By educating and involving the staff, SAM becomes 'engrained in their way of thinking'.
He suggests IT and business management be transparent about the management practice of the company, and says hosting workshops may well give users a sense of participation in the overall success of the business. This is all in the effort to encourage staff, particularly the heads of departments, to follow SAM protocols. It hardly needs to be mentioned that duplication, downloading of software, and software brought into the company could result in disciplinary action.
Compucart's solution monitors what software has been loaded, and what is being used across the organisation. All moribund software is uninstalled, and any changes must be approved by SAM representatives.
"The entire organisation runs better with SAM as automation, standardisation and complexities are reduced," he says.
While SAM used to be solely the purview of the IT department, the responsibility is now being shared with the wider board as it is they who will be accountable for adverse audits or irregularities.
"With SAM in place, broad strategies that were once a dream can now be launched with immediate reporting on how each user is coping and delivering.
"The system feedback is real, live and provides accountability. Business plans can turn into fruition as exact resources can be targeted and deployed to specific projects in order to reach deadlines and milestones," says Fine.
"If companies are not audit-ready and the findings are against the company, this can have huge financial implications and damage, and reputations are at stake."
Forrester's Josh Selonis says asset management is a critical part of the security function.
Speaking at this year's RSA Conference in San Francisco, the senior analyst said it was impossible to maintain an asset inventory in a constantly evolving environment. He likened an organisation's IT infrastructure to a giant jelly bean jar, 'that people are constantly grabbing handfuls from while someone is also helpfully refilling it'.

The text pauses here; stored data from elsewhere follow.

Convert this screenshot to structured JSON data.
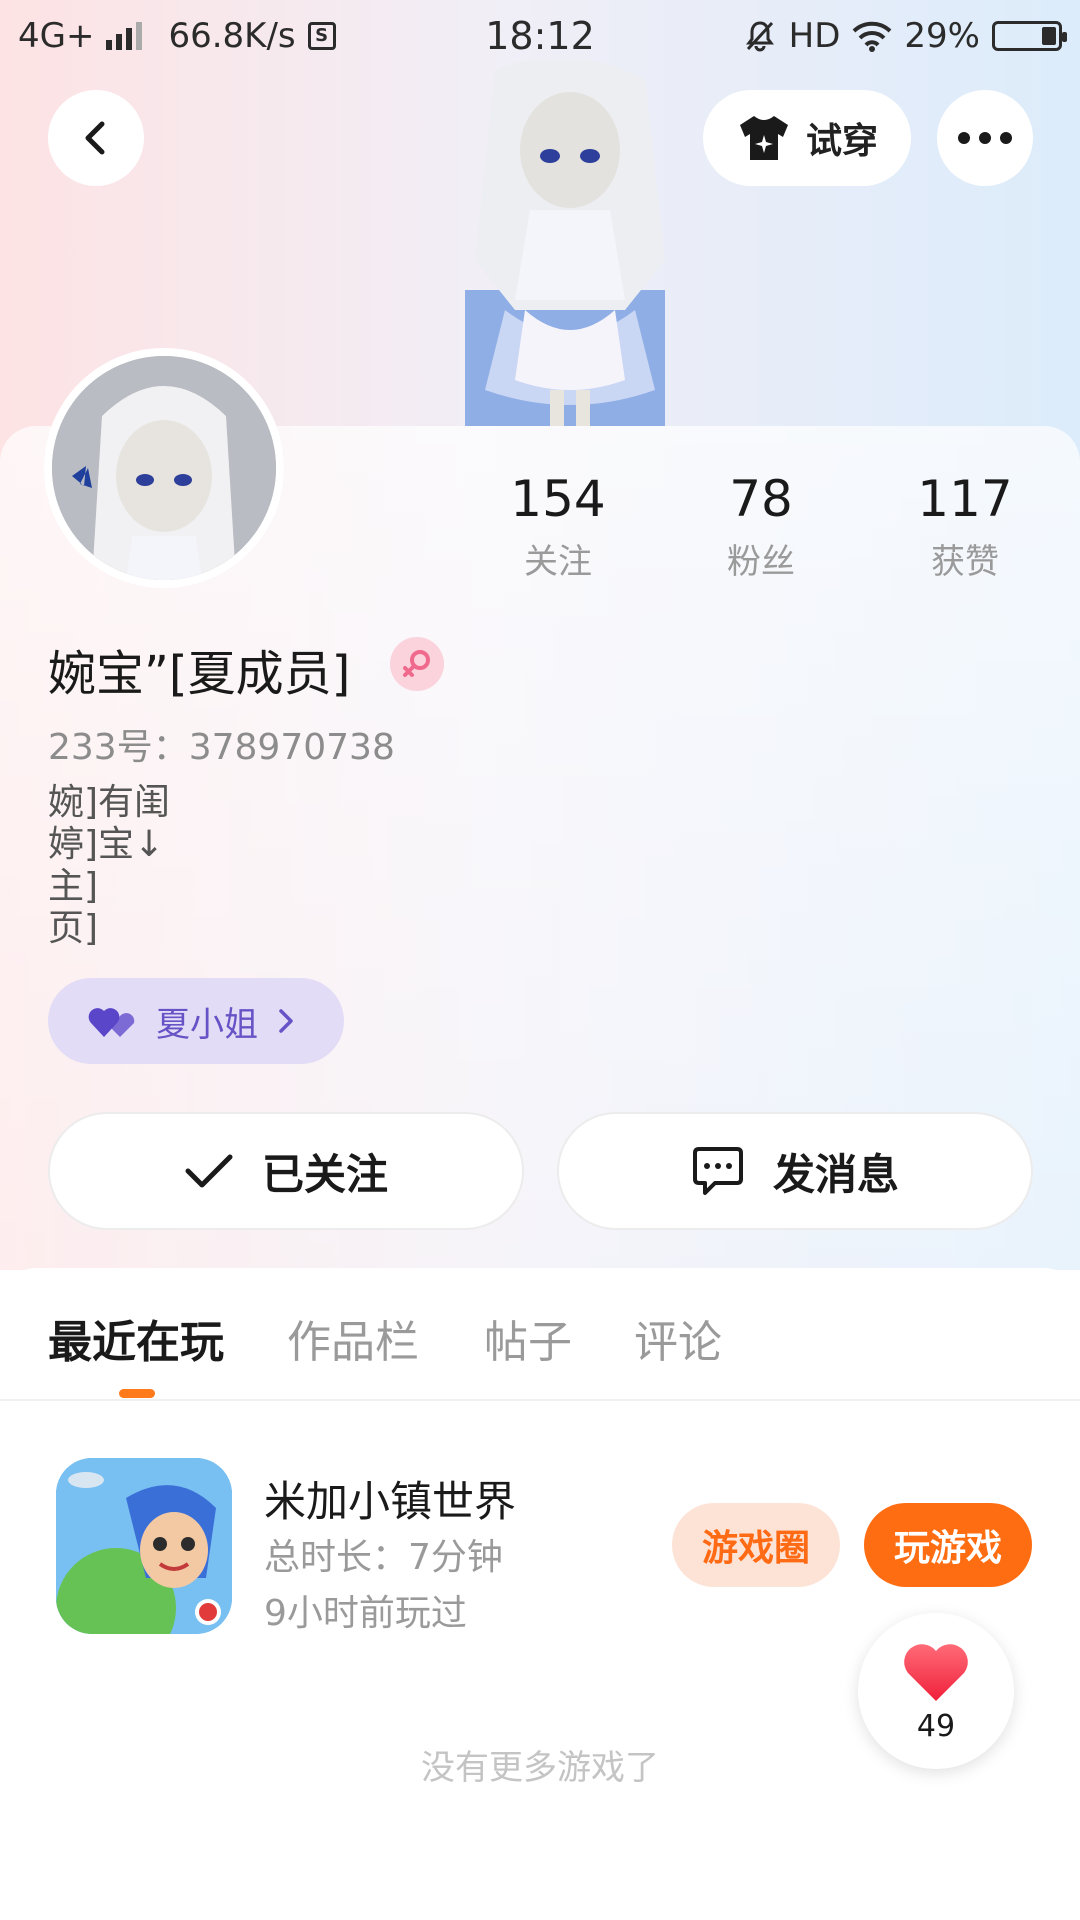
{
  "status_bar": {
    "network": "4G+",
    "speed": "66.8K/s",
    "s_icon_label": "S",
    "time": "18:12",
    "hd": "HD",
    "battery": "29%"
  },
  "header": {
    "try_on_label": "试穿"
  },
  "profile": {
    "stats": [
      {
        "value": "154",
        "label": "关注"
      },
      {
        "value": "78",
        "label": "粉丝"
      },
      {
        "value": "117",
        "label": "获赞"
      }
    ],
    "username": "婉宝”[夏成员]",
    "uid": "233号：378970738",
    "bio": [
      "婉]有闺",
      "婷]宝↓",
      "主]",
      "页]"
    ],
    "tag": "夏小姐",
    "follow_label": "已关注",
    "message_label": "发消息"
  },
  "tabs": [
    "最近在玩",
    "作品栏",
    "帖子",
    "评论"
  ],
  "game": {
    "name": "米加小镇世界",
    "duration": "总时长：7分钟",
    "last_played": "9小时前玩过",
    "circle_label": "游戏圈",
    "play_label": "玩游戏"
  },
  "like_count": "49",
  "no_more_text": "没有更多游戏了",
  "colors": {
    "accent": "#ff6d12",
    "tag_bg": "#e3dcf6",
    "tag_text": "#6653c6",
    "gender_bg": "#fbd3dc"
  }
}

"We are effectively building critical security processes on a foundation of sand."
Part of the solution is what he terms an `asset intelligence model', which is based on two principles: security professionals should tie their asset definition to business function, not individual systems or workloads because containerisation and serverless computing have fragmented the traditional concept of an asset.
"As the idea of an asset moves further away from something tangible or even persistent, we need to group workloads by business function," he says.
His second suggestion involves creating an asset inventory with `queryable infrastructure'.
"In gaining an understanding of how software is developed and deployed within your organisation, you will come to understand sources of intelligence beyond simple endpoint tools that you can use to build and maintain your asset inventory. While doing so, you should be automating the ability to query for this information on demand, creating a queryable infrastructure that is the fabric of a real-time configuration management database."
Another South African company - XContent Business Solutions - uses the Microsoft tool Movere.
Jenny Prospero, the business manager, says SAM is the twin sister of the General Data Protection Regulation (GDPR).
"Both talk to governance and management of business IP as secure and compliant data, systems, technology, processes and people. Business is centred around trust in technology. It's no longer an IT responsibility, it's a business imperative owned by executive management."
She says even cloud needs asset-management-as-a-service.
"Regardless of cloud evolution, SAM principles are rooted in the people, technology and processes model."
With its solution, performance and inventory agents are deployed in its customer environment for a month to get a clear picture of the business cycle, after which a remedial report is produced. The evaluation is also particularly useful when businesses are considering cloud.